Lab 11 - Assign Azure resource roles in Privileged Identity Management
Login type = Azure Resource login
Note - This lab requires an Azure Pass. Please see lab 00 for directions.
Lab scenario
Microsoft Entra Privileged Identity Management (PIM) can manage the built-in Azure resource roles, as well as custom roles, including (but not limited to):
- Owner
- User Access Administrator
- Contributor
- Security Admin
- Security Manager
You need to make a user eligible for an Azure resource role.
Estimated time: 10 minutes
Exercise 1 - PIM with Azure resources
Task 1 - Assign Azure resource roles
-
Sign in to https://entra.microsoft.com using a Global Administrator account.
-
Search for and then select Privileged Identity Management.
-
In the Privileged Identity Management page, in the left navigation, select Azure resources.
-
In the Subscriptions dropdown choose the MOC Subscription##### item. Then at bottom of the screen, select Manage resources.
-
In the Azure resources – Discovery page, select your subscription.
-
In the Overview page, review the information.
-
In the left navigation menu, under Manage, select Roles to see the list of roles for Azure resources.
-
On the top menu, select + Add assignments.
-
In the Add assignments page, select the Select role menu and then select API Management Service Contributor.
-
Under Select member(s), select No member selected.
-
In the Select a member or group, search for your admin roles User1-######@LODSPRODMCA.onmicrosoft.com from your organization that will be assigned the role. Then chose Select.
-
Select Next.
-
On the Settings tab, under Assignment type, select Eligible.
-
Eligible assignments require the member of the role to perform an action to use the role.

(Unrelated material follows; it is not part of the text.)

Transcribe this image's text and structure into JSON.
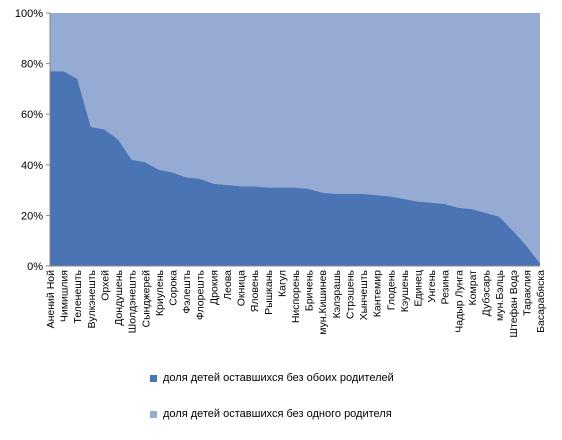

Actions might include performing a multi-factor authentication (MFA) check, providing a business justification, or requesting approval from designated approvers.
-
Active assignments do not require the member to perform any action to use the role. Members assigned as active have the privileges always assigned to the role.
-
Specify an assignment duration by changing the start and end dates and times.
-
When finished, select Assign.
-
After the new role assignment is created, a status notification is displayed.
Task 2 - Update or remove an existing resource role assignment
Follow these steps to update or remove an existing role assignment.
-
Open Microsoft Entra Privileged Identity Management.
-
Select Azure resources.
-
Select the subscription you want to manage to open its overview page.
-
Under Manage, select Assignments.
-
On the Eligible assignments tab, in the Action column, review the available options.
-
Select Remove.
-
In the Remove dialog box, review the information and then select Yes.